2. It's a numbers game

The more scholarships you apply for, the greater your chances of being awarded one are. The old adage of not putting all your eggs in one basket is true for this. While numerous applications are onerous in terms of the number of forms you must fill out and application statements you need to write, it will serve you well in the long run, as you increase your chances of getting a scholarship. You may even be offered more than one.

3. Look for a fit

Look for scholarships that are specific to your field of study, rather than general scholarships that have no specific subject requirements. If you are in the field of sciences, for example, it makes sense to apply for scholarships allocated to that specific field.

You could also look for scholarships where you match the prescribed criteria relating to, for example, religion or gender or your country of origin. For example, the Zawadi Africa Education Fund Scholarships for Young African Women is specifically for female students from Uganda, Ghana, South Africa and Kenya to study in the US.

If you're a student from within the US, you could apply for student aid with FAFSA. Their applications open on 1 January, and the sooner you get your application in, the better your chances. If you are wanting to study in another country, there are a whole range of scholarships open to you.

4. Create a calendar

Once you've researched the possible scholarships, pay attention to the deadlines for applications attached to these. Get a calendar together and get organised so you don't miss a final application date.

5. Get recommendations

Having completed an undergraduate degree, your professors will have a good idea of your capabilities and other characteristics. Contact those who might write a favourable reference for you that you can submit along with your applications.

6. Work on your personal statement

Your applications will likely require an essay or some form of written personal statement, which will be scrutinized on a number of levels to assess whether you merit the scholarship. Our advice is to start working on this early and to put a lot of work into it. You will need to demonstrate your commitment to your field of study, your ability to write, and your knowledge of the subject matter. You could add papers you have written to this. It's also a very good idea to get someone else to read it to see how you come across and whether there is important info you could add.

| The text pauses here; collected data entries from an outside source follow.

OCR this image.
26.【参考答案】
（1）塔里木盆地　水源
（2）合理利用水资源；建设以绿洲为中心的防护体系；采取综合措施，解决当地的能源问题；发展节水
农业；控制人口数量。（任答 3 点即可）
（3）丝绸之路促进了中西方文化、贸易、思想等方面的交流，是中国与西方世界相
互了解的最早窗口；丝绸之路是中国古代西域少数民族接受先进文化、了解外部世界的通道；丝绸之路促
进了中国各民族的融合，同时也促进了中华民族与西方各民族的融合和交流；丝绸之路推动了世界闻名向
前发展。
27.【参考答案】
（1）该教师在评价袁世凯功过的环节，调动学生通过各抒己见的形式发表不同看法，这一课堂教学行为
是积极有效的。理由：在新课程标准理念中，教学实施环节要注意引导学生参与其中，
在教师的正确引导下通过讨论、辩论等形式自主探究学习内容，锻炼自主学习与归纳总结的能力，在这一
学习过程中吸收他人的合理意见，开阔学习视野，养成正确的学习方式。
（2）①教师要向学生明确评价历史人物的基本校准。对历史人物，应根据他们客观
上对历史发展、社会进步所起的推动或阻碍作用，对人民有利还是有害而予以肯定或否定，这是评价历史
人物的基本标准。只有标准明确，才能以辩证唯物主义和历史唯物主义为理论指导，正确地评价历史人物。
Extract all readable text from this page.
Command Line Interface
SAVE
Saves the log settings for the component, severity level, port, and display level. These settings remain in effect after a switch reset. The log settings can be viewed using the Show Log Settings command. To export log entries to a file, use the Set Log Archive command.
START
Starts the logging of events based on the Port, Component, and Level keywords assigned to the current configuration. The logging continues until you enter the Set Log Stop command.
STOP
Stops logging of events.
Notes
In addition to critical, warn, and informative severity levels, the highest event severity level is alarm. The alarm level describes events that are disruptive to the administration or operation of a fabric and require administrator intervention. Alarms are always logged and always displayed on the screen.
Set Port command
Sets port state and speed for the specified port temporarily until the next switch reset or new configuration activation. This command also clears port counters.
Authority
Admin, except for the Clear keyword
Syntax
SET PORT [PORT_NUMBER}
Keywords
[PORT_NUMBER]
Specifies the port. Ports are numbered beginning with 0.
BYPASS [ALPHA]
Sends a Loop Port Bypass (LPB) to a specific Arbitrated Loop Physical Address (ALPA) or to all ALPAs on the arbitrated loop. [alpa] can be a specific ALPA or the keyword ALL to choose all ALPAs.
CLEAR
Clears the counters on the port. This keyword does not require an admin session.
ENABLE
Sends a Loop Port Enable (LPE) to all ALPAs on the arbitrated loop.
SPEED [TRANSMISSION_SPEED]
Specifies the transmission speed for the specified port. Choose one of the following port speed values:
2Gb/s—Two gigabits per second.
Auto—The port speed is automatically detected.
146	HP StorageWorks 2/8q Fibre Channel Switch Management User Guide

7. Put all your documents together

Scholarship applications may require any number of documents. Before you start applying, make sure all your documents are up to date. Documents includes your undergraduate transcripts, proof of income, your CV or resume, tax information, among others.

8. Read the instructions to apply carefully and follow them to a tee

If you are applying for a number of scholarships, you might be tempted to replicate your applications. This may result in you missing an element of a scholarship. It's important to follow the directions on an application correctly, or your application may be rejected.

Scholarships are out there. Many go unrealized because students and graduates don't dig deep enough or make targeted searches. Don't be one of them and miss out on funding.